Soy de la opinión de que el amor no se encuentra si no se busca. Eso de que “aparece cuando menos te lo esperas” es una chorrada, sin predisposición no surge. Y no he estado especialmente predispuesto a enamorarme de nada salvo del propio Mundo, la vida, el vivir, el saborear, el sentir. Todo eso me ha enamorado irremediablemente. Quizá sea lo más positivo que he sacado del viaje: un amor nuevo, incondicional e infinito hacia las sensaciones que regala la Vida.

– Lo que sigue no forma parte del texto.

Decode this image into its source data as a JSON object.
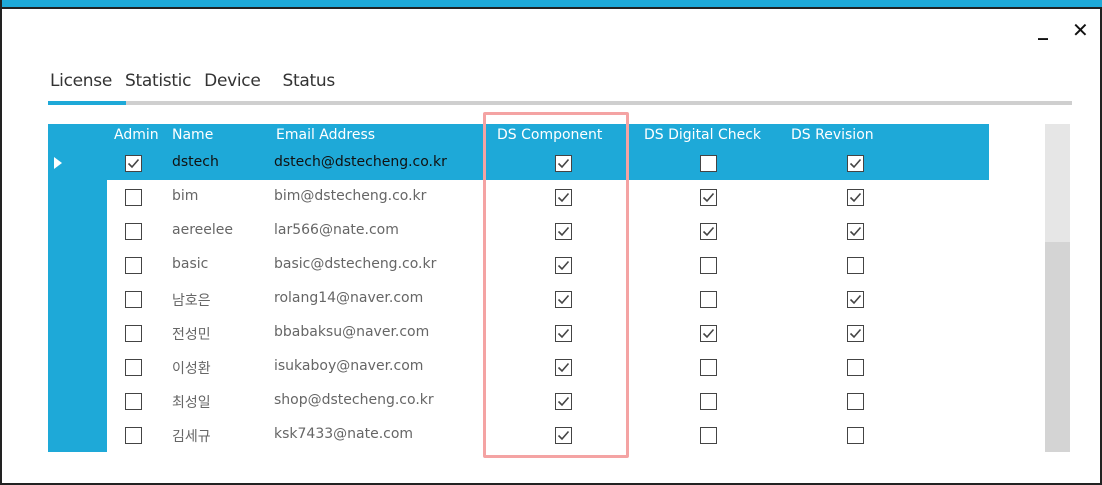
{
  "window": {
    "minimize_label": "_",
    "close_label": "✕"
  },
  "tabs": [
    {
      "label": "License"
    },
    {
      "label": "Statistic"
    },
    {
      "label": "Device"
    },
    {
      "label": "Status"
    }
  ],
  "columns": {
    "admin": "Admin",
    "name": "Name",
    "email": "Email Address",
    "ds_component": "DS Component",
    "ds_digital_check": "DS Digital Check",
    "ds_revision": "DS Revision"
  },
  "rows": [
    {
      "name": "dstech",
      "email": "dstech@dstecheng.co.kr",
      "admin": true,
      "ds_component": true,
      "ds_digital_check": false,
      "ds_revision": true,
      "selected": true
    },
    {
      "name": "bim",
      "email": "bim@dstecheng.co.kr",
      "admin": false,
      "ds_component": true,
      "ds_digital_check": true,
      "ds_revision": true
    },
    {
      "name": "aereelee",
      "email": "lar566@nate.com",
      "admin": false,
      "ds_component": true,
      "ds_digital_check": true,
      "ds_revision": true
    },
    {
      "name": "basic",
      "email": "basic@dstecheng.co.kr",
      "admin": false,
      "ds_component": true,
      "ds_digital_check": false,
      "ds_revision": false
    },
    {
      "name": "남호은",
      "email": "rolang14@naver.com",
      "admin": false,
      "ds_component": true,
      "ds_digital_check": false,
      "ds_revision": true
    },
    {
      "name": "전성민",
      "email": "bbabaksu@naver.com",
      "admin": false,
      "ds_component": true,
      "ds_digital_check": true,
      "ds_revision": true
    },
    {
      "name": "이성환",
      "email": "isukaboy@naver.com",
      "admin": false,
      "ds_component": true,
      "ds_digital_check": false,
      "ds_revision": false
    },
    {
      "name": "최성일",
      "email": "shop@dstecheng.co.kr",
      "admin": false,
      "ds_component": true,
      "ds_digital_check": false,
      "ds_revision": false
    },
    {
      "name": "김세규",
      "email": "ksk7433@nate.com",
      "admin": false,
      "ds_component": true,
      "ds_digital_check": false,
      "ds_revision": false
    }
  ],
  "colors": {
    "accent": "#1ea9d8",
    "highlight_box": "#f4a3a3"
  }
}
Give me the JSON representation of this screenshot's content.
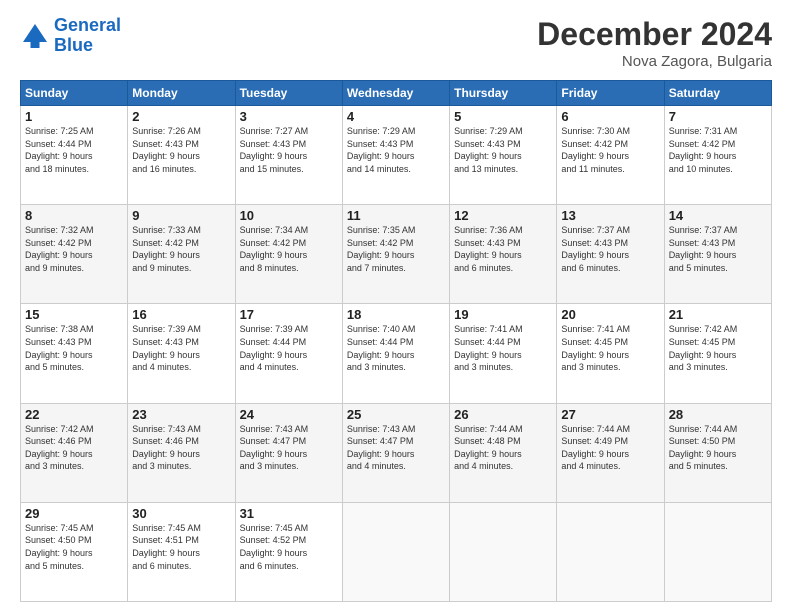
{
  "header": {
    "logo_line1": "General",
    "logo_line2": "Blue",
    "month": "December 2024",
    "location": "Nova Zagora, Bulgaria"
  },
  "weekdays": [
    "Sunday",
    "Monday",
    "Tuesday",
    "Wednesday",
    "Thursday",
    "Friday",
    "Saturday"
  ],
  "weeks": [
    [
      {
        "day": "1",
        "info": "Sunrise: 7:25 AM\nSunset: 4:44 PM\nDaylight: 9 hours\nand 18 minutes."
      },
      {
        "day": "2",
        "info": "Sunrise: 7:26 AM\nSunset: 4:43 PM\nDaylight: 9 hours\nand 16 minutes."
      },
      {
        "day": "3",
        "info": "Sunrise: 7:27 AM\nSunset: 4:43 PM\nDaylight: 9 hours\nand 15 minutes."
      },
      {
        "day": "4",
        "info": "Sunrise: 7:29 AM\nSunset: 4:43 PM\nDaylight: 9 hours\nand 14 minutes."
      },
      {
        "day": "5",
        "info": "Sunrise: 7:29 AM\nSunset: 4:43 PM\nDaylight: 9 hours\nand 13 minutes."
      },
      {
        "day": "6",
        "info": "Sunrise: 7:30 AM\nSunset: 4:42 PM\nDaylight: 9 hours\nand 11 minutes."
      },
      {
        "day": "7",
        "info": "Sunrise: 7:31 AM\nSunset: 4:42 PM\nDaylight: 9 hours\nand 10 minutes."
      }
    ],
    [
      {
        "day": "8",
        "info": "Sunrise: 7:32 AM\nSunset: 4:42 PM\nDaylight: 9 hours\nand 9 minutes."
      },
      {
        "day": "9",
        "info": "Sunrise: 7:33 AM\nSunset: 4:42 PM\nDaylight: 9 hours\nand 9 minutes."
      },
      {
        "day": "10",
        "info": "Sunrise: 7:34 AM\nSunset: 4:42 PM\nDaylight: 9 hours\nand 8 minutes."
      },
      {
        "day": "11",
        "info": "Sunrise: 7:35 AM\nSunset: 4:42 PM\nDaylight: 9 hours\nand 7 minutes."
      },
      {
        "day": "12",
        "info": "Sunrise: 7:36 AM\nSunset: 4:43 PM\nDaylight: 9 hours\nand 6 minutes."
      },
      {
        "day": "13",
        "info": "Sunrise: 7:37 AM\nSunset: 4:43 PM\nDaylight: 9 hours\nand 6 minutes."
      },
      {
        "day": "14",
        "info": "Sunrise: 7:37 AM\nSunset: 4:43 PM\nDaylight: 9 hours\nand 5 minutes."
      }
    ],
    [
      {
        "day": "15",
        "info": "Sunrise: 7:38 AM\nSunset: 4:43 PM\nDaylight: 9 hours\nand 5 minutes."
      },
      {
        "day": "16",
        "info": "Sunrise: 7:39 AM\nSunset: 4:43 PM\nDaylight: 9 hours\nand 4 minutes."
      },
      {
        "day": "17",
        "info": "Sunrise: 7:39 AM\nSunset: 4:44 PM\nDaylight: 9 hours\nand 4 minutes."
      },
      {
        "day": "18",
        "info": "Sunrise: 7:40 AM\nSunset: 4:44 PM\nDaylight: 9 hours\nand 3 minutes."
      },
      {
        "day": "19",
        "info": "Sunrise: 7:41 AM\nSunset: 4:44 PM\nDaylight: 9 hours\nand 3 minutes."
      },
      {
        "day": "20",
        "info": "Sunrise: 7:41 AM\nSunset: 4:45 PM\nDaylight: 9 hours\nand 3 minutes."
      },
      {
        "day": "21",
        "info": "Sunrise: 7:42 AM\nSunset: 4:45 PM\nDaylight: 9 hours\nand 3 minutes."
      }
    ],
    [
      {
        "day": "22",
        "info": "Sunrise: 7:42 AM\nSunset: 4:46 PM\nDaylight: 9 hours\nand 3 minutes."
      },
      {
        "day": "23",
        "info": "Sunrise: 7:43 AM\nSunset: 4:46 PM\nDaylight: 9 hours\nand 3 minutes."
      },
      {
        "day": "24",
        "info": "Sunrise: 7:43 AM\nSunset: 4:47 PM\nDaylight: 9 hours\nand 3 minutes."
      },
      {
        "day": "25",
        "info": "Sunrise: 7:43 AM\nSunset: 4:47 PM\nDaylight: 9 hours\nand 4 minutes."
      },
      {
        "day": "26",
        "info": "Sunrise: 7:44 AM\nSunset: 4:48 PM\nDaylight: 9 hours\nand 4 minutes."
      },
      {
        "day": "27",
        "info": "Sunrise: 7:44 AM\nSunset: 4:49 PM\nDaylight: 9 hours\nand 4 minutes."
      },
      {
        "day": "28",
        "info": "Sunrise: 7:44 AM\nSunset: 4:50 PM\nDaylight: 9 hours\nand 5 minutes."
      }
    ],
    [
      {
        "day": "29",
        "info": "Sunrise: 7:45 AM\nSunset: 4:50 PM\nDaylight: 9 hours\nand 5 minutes."
      },
      {
        "day": "30",
        "info": "Sunrise: 7:45 AM\nSunset: 4:51 PM\nDaylight: 9 hours\nand 6 minutes."
      },
      {
        "day": "31",
        "info": "Sunrise: 7:45 AM\nSunset: 4:52 PM\nDaylight: 9 hours\nand 6 minutes."
      },
      null,
      null,
      null,
      null
    ]
  ]
}
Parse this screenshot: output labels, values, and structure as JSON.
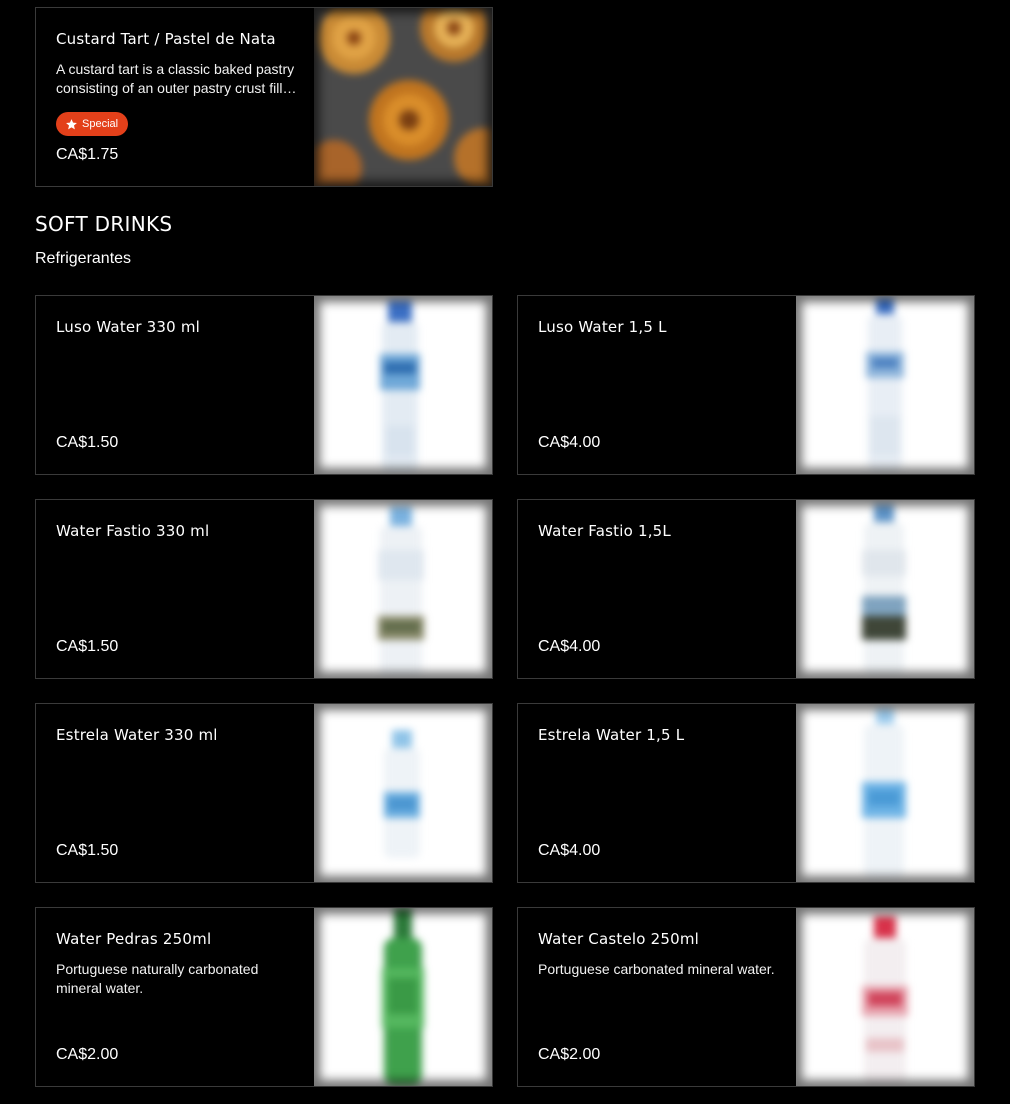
{
  "top_item": {
    "title": "Custard Tart / Pastel de Nata",
    "description": "A custard tart is a classic baked pastry consisting of an outer pastry crust filled with egg custard.",
    "badge": "Special",
    "price": "CA$1.75",
    "image_icon": "custard-tart-image"
  },
  "section": {
    "title": "SOFT DRINKS",
    "subtitle": "Refrigerantes"
  },
  "items": [
    {
      "title": "Luso Water 330 ml",
      "description": "",
      "price": "CA$1.50"
    },
    {
      "title": "Luso Water 1,5 L",
      "description": "",
      "price": "CA$4.00"
    },
    {
      "title": "Water Fastio 330 ml",
      "description": "",
      "price": "CA$1.50"
    },
    {
      "title": "Water Fastio 1,5L",
      "description": "",
      "price": "CA$4.00"
    },
    {
      "title": "Estrela Water 330 ml",
      "description": "",
      "price": "CA$1.50"
    },
    {
      "title": "Estrela Water 1,5 L",
      "description": "",
      "price": "CA$4.00"
    },
    {
      "title": "Water Pedras 250ml",
      "description": "Portuguese naturally carbonated mineral water.",
      "price": "CA$2.00"
    },
    {
      "title": "Water Castelo 250ml",
      "description": "Portuguese carbonated mineral water.",
      "price": "CA$2.00"
    }
  ],
  "colors": {
    "badge_bg": "#e3401a",
    "card_border": "#3a3a3a",
    "background": "#000000"
  }
}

Si volviera a viajar, lo haría más liviano. Planificaría menos. Me daría más tiempo para recorrer los lugares. Sería más osado, más sociable, pero sobre todo, buscaría un cuerpo que fuera más tolerante con el calor. Quijote no me siento, por falta de Sancho Panza y Dulcinea, pero es que además, él era caballero andante en busca de entuertos que desfacer, y yo sólo soy un humilde tragador de caminos, aunque ambos compartamos una dosis similar de locura. En cuanto a hacer del mundo un lugar mejor, daré la vuelta a la pregunta, si me lo permites. No creo que mi misión sea hacer del mundo algo mejor, eso me queda un poco grande, pero sí puedo intentar convenceros de que ya es muchísimo mejor de lo que lo pintan. Darme cuenta de eso me ha costado muchos miles de kilómetros. Sólo espero que mis palabras os eviten unos cuantos baches del camino.